ST. LOUIS Some free-market aluminum scrap prices rose Feb. 11 as buyers continued to compete for adequate supplies of scrap.
Prices for mill-grade 5052 segregated low-copper alloy clips increased to a range of 97 to 99 cents per pound from 96 to 98 cents Feb. 7, while 3105 clips rose to 86 to 88 cents per pound from 85 to 87 cents previously.
Mill-grade mixed low-copper alloy clips also strengthened to 84 to 86 cents per pound from 83 to 85 cents, while painted siding rose 1 cent to 79 to 81 cents per pound from 78 to 80 cents previously.
"Scrap seems to be getting tighter and tighter," one buyer of mill-grade material said. "I think we will see prices continue to increase, especially if the (London Metal Exchange) stays up."
"Everything is following the LME right now," a seller of mill-grade product said. "Plus, because of colder weather we are not seeing a whole lot of peddler scrap coming in right now.

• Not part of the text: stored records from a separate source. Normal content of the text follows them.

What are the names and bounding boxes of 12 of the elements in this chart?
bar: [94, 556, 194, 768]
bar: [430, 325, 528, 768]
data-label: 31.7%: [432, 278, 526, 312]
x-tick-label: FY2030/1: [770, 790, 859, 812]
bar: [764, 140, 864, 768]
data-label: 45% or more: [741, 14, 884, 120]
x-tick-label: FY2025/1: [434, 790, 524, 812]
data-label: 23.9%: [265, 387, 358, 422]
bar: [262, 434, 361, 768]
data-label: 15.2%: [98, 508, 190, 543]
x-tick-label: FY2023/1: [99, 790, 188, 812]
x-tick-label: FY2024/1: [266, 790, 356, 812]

Its a very lean environment for good scrap."
The cash primary aluminum contract on the LME ended the official session at $2,076 per tonne (94.2 cents per pound) Feb. 11, up 0.5 percent from $2,066.50 per tonne (93.7 cents per pound) Feb. 7. However, the contract lost ground Feb. 12 to end the session at $2,059.50 per tonne (93.4 cents per pound).
Some secondary smelters grades also rose Feb. 11, sources told AMM.
Old cast strengthened to 75 to 77 cents per pound from 74 to 76 cents Feb. 7, although old sheet held steady at 73 to 75 cents per pound.
High-grade turnings were up a penny to 73 to 75 cents per pound from 72 to 74 cents, while mixed turnings moved to 67 to 68 cents per pound from 66 to 67 cents.
Used beverage cans (UBCs) held steady at 79 to 80 cents per pound Feb. 11.
The cash North American special aluminum alloy contract (Nasaac) closed the LMEs official session at $1,910 per tonne ($86.6 cents per pound) Feb. 12, up 0.2 percent from $1,905.50 per tonne (86.4 cents per pound) a day earlier and nearly 1.3 percent above $1,885.50 per tonne (85.5 cents per pound) Feb. 7.
Gains in some secondary aluminum alloy grades were due to stronger demand from the automotive sector, sources said.
Prices for A380.1 rose a penny to $1.04 to $1.05 per pound from $1.03 to $1.04 per pound previously.
"With scrap tighter and demand slightly higher, smelters are starting to get a backbone. ... I think we will see prices head toward $1.06 by the end of February," one A380.1 seller said.
"Car sales were really good in January," a second A380.1 seller said. "We have been very busy over the past month. If people keep buying cars, my business will continue to grow."
Prices for 319.1 edged up to $1.08 to $1.10 per pound from $1.07 to $1.09 per pound, while 356.1 strengthened to $1.10 to $1.11 per pound from $1.09 to $1.10.
All other secondary grades were unchanged.